师傅就笑了,“万老爹,这水比我预想的还要容易一些,但是如果想要出水稳定,还是要继续深挖,如果不深挖,现在的水位只要再挖一天也能稳定下来,这水的味道也不苦,是口甜水井。”
李师傅给很多户人家打过井,自己的价钱比较贵,一般庄户人舍不得,但是这家人虽然也嫌贵,但是吃食没有亏待,还能管饱,也不催他多干活,家里的小孙子也聪慧。是个老实的庄户人家,他不打口深水井都觉得占便宜了,但是他的工钱是不能变的,这是他的招牌,打不打也是要看这家人舍不舍得了。
万大地很开心,不过就是心疼银子,如果以李师傅的价格去打现在深度的井是贵的,不如加每天的工钱把这口井给打深,反正大头都已经出去了,心疼着心疼着也就习惯了。
等到一直打到十几米深,后来的泥浆都是用木桶往上提,才停了下来。最后李师傅又亲自拌料加了石灰来抹井壁,万家从打井到吃水,一共用了七八天的时间,加上边边角角的材料费,花了九两银子都有。
李师傅再用竹篮子往井里吊了一只乌龟,等到两天后乌龟安然无恙,万家终于吃上了这口井。按照万小甲的说法,一口井水一文钱,这井能吃钱也能吐钱,挣钱就是用来花的,虽然他也心疼花销,但是看着成品,如果该花的当初省了,以后说不定会特别麻烦。

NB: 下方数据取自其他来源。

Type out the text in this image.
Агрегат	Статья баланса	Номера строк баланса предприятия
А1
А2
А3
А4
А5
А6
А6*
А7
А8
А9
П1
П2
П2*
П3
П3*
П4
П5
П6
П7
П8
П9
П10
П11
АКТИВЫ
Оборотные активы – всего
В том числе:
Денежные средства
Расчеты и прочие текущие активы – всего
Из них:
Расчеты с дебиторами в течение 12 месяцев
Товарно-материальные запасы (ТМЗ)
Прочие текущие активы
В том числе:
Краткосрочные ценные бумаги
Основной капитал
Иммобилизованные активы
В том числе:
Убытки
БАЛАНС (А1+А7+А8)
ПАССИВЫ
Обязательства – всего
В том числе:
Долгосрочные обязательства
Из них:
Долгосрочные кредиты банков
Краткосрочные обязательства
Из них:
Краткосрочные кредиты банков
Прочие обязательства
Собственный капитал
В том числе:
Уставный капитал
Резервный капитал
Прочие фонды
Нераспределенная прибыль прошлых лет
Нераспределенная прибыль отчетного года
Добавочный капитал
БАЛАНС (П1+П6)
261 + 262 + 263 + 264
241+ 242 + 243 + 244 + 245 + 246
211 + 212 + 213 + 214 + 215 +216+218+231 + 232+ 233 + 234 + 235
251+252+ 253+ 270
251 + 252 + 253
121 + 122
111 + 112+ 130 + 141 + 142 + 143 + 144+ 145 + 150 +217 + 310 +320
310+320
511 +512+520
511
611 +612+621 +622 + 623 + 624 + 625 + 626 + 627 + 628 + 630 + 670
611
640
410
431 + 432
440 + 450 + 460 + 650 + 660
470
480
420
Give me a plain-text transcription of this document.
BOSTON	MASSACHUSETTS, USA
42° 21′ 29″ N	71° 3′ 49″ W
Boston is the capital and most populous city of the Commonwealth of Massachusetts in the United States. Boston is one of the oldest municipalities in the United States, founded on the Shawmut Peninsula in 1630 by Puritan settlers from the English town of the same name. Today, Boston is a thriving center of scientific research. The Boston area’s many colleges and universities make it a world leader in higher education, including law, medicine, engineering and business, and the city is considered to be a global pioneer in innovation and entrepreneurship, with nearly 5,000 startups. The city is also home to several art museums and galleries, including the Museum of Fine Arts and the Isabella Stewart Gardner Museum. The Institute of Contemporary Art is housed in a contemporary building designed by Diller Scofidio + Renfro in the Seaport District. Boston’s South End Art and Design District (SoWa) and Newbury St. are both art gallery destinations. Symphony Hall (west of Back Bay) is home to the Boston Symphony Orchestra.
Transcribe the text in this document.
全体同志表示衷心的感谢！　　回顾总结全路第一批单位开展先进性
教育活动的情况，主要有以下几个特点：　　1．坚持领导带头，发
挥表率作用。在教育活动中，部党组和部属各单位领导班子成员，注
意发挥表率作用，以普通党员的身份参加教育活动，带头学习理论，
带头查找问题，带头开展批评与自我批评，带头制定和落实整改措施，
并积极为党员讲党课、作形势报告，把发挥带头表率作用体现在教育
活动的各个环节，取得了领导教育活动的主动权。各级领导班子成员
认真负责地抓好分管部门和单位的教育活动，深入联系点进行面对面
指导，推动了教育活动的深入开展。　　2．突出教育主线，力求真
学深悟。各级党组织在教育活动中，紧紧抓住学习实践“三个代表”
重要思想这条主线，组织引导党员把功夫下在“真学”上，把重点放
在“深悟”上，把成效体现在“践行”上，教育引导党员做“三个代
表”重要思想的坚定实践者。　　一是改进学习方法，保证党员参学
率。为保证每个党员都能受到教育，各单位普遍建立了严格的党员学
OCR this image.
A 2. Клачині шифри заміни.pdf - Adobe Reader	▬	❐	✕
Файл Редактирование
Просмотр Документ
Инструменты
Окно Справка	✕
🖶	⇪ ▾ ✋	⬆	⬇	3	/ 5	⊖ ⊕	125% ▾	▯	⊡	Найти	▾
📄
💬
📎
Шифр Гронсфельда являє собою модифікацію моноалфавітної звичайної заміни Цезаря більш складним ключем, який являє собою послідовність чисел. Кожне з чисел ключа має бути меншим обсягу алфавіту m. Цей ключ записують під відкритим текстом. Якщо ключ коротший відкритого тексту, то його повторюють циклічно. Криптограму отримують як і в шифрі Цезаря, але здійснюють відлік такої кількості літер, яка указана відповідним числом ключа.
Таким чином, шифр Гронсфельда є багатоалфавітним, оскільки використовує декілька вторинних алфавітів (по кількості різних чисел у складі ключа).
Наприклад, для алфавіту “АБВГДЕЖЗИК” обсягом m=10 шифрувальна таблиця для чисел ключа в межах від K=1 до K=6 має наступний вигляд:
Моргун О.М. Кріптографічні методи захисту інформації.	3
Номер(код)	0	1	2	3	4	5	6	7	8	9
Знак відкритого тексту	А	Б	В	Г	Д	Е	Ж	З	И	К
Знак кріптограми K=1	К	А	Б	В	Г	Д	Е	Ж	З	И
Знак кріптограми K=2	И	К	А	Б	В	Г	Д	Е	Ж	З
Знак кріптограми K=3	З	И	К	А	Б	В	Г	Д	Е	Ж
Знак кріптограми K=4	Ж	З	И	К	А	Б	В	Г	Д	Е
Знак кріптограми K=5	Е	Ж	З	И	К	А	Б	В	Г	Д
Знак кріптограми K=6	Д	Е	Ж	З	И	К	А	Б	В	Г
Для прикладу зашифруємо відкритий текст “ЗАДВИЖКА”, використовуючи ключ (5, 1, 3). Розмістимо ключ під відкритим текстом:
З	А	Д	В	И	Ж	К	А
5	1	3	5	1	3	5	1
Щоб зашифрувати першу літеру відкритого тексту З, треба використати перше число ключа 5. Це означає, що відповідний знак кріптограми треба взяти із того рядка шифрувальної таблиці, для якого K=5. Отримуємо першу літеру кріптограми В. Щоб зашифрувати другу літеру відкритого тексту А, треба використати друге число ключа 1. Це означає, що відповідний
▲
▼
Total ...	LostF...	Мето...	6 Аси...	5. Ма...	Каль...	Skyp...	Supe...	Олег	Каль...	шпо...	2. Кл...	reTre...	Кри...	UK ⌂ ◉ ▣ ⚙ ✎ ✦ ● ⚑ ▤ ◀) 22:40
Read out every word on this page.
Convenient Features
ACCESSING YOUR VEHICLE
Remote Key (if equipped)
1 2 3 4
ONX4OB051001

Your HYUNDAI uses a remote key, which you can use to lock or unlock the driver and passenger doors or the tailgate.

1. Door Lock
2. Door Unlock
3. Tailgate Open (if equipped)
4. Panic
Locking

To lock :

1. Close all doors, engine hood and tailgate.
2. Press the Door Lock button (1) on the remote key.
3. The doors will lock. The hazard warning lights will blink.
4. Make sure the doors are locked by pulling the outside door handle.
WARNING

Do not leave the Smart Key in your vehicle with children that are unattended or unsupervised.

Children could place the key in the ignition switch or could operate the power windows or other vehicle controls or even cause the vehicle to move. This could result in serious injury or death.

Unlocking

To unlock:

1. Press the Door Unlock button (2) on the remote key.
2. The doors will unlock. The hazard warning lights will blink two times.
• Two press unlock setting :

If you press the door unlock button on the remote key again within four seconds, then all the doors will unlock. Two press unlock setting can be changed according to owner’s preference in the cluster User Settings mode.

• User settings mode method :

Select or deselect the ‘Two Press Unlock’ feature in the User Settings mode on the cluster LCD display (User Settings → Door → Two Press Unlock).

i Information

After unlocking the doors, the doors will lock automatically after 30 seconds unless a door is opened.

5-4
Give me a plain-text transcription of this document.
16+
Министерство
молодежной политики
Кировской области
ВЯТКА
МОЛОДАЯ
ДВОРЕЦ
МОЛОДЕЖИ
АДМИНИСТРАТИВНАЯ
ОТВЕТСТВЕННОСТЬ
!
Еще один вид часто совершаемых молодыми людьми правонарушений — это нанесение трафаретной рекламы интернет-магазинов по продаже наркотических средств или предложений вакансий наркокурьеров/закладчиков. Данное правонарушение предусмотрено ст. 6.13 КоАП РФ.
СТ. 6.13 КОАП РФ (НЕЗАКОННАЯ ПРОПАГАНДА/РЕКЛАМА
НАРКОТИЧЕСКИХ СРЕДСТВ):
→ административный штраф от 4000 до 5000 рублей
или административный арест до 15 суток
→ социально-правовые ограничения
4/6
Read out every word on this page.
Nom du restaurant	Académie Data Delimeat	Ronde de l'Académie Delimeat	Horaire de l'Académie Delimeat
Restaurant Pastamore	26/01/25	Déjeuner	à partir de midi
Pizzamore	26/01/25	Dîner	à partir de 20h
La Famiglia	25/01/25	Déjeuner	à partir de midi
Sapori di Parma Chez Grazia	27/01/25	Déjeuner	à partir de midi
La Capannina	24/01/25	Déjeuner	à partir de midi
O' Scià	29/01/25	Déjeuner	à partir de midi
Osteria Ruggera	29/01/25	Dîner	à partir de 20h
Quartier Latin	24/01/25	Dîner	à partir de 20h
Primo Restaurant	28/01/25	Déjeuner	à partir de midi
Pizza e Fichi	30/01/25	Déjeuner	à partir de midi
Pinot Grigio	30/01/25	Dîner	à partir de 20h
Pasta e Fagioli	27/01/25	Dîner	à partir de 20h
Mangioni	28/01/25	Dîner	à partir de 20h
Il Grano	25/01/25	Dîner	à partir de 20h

万家打井也吸引了村里的很多人驻足,能舍得花钱打深水井在村里也是很少见,村里只有族长家是自己打的井,村头一口公用的井,家家户户要吃井水都是在那里挑水。村头的井边有村里唯一的一个磨盘,基本上都是村民聚会的地方,啥村里的大小事都是在那里传播。
万百里把木桶里放井里,一直把绳子往下递,木桶一直没到底,万家也就觉得这口甜水井确实够深,贵有贵的道理。在万小甲看来,是因为家里没有像李师傅那样十几米长的绳子。
而这口井也确实有神奇的地方,井的水位够高,甚至不用去提水,水位离地面几乎齐平,可以直接拿葫芦去舀,而不论取走多少水,第二天水位就恢复了,一时之间村里都来吃个新鲜水,有了这个特点的井水,似乎是变得更甜了。
幸好万家有篱笆院墙,井在院墙里,过了段时间热乎劲过去了,也就很少有人专门来提水了,不然这几乎就成了村里公井的意思。有时候不是万小甲心胸狭小,啥东西还是有点距离比较好,他家自家原本就有院子好说,如果有了这口井再去围院子,少不得会有人编排。